兄たちの憎しみを買い、奴隷として売り渡され、エジプトに連れてこられたヨセフ。父ヤコブのもとでは「長袖の上等な服」を着せられて「おぼっちゃま」として自分の語ることが何でも通っていたヨセフでしたが、エジプトでは「奴隷の服」を着せられて一切の口答えを封じられる理不尽を味わい、たくさんの苦労を重ねることになります。「奴隷の服」を着ている限りはどんな「真実」を語っても、誰からも相手にされず抹殺されてしまうのです。
人間の社会では「着ている服」がものを言います。

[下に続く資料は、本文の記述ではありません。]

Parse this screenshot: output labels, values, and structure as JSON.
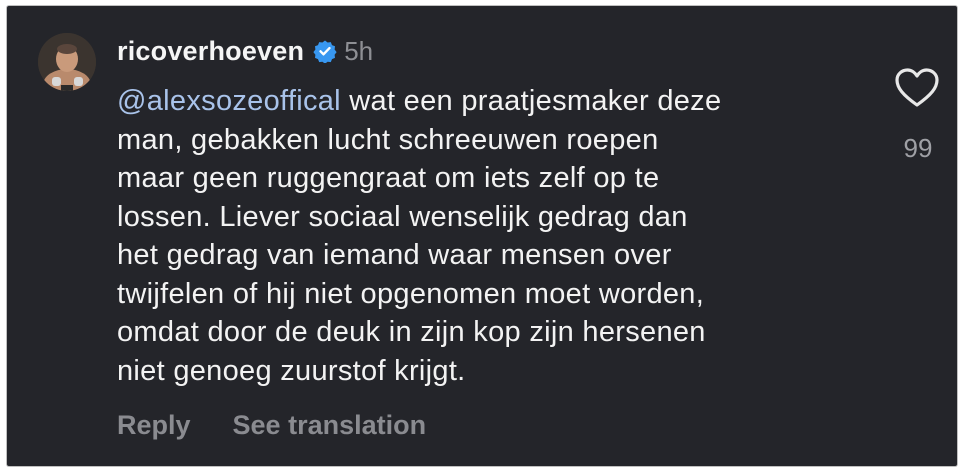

今から約四千年前の時代ですから、「着ている服」(身分)がその人の人生をほぼ決定づけたと言っても過言ではないでしょう。
ヨセフは王の役人ポティファルの家で忠実に主人に仕えましたが、主人の妻の命令に逆らったために「奴隷の服」さえはぎ取られ、「囚人の服」を着せられて投獄の憂き目にあいます(創世記三九章)。
しかし、この場面での一連のヨセフの行動を見ていると、外側に「着ている服」には左右されない「心の装い」、つまり「神とのつながり」をしっかり身に着けていく様子を感じます。ヨセフは「長袖の上等な服」の前にうやうやしくひれ伏す人が「奴隷の服」や「囚人の服」の前では尊大にふるまうという、「着ている服」の違いで態度を変える人間の罪の実相をまざまざと体験したことでしょう。しかし、そのような人間の罪に埋もれることなく、「神とのつながり」を大切にする「心の装い」をヨセフは身に着けていくのです。
「ヨセフはこうして監獄にいた。しかし、主がヨセフと共におられ、恵みを施した」(創世記39・20~21)。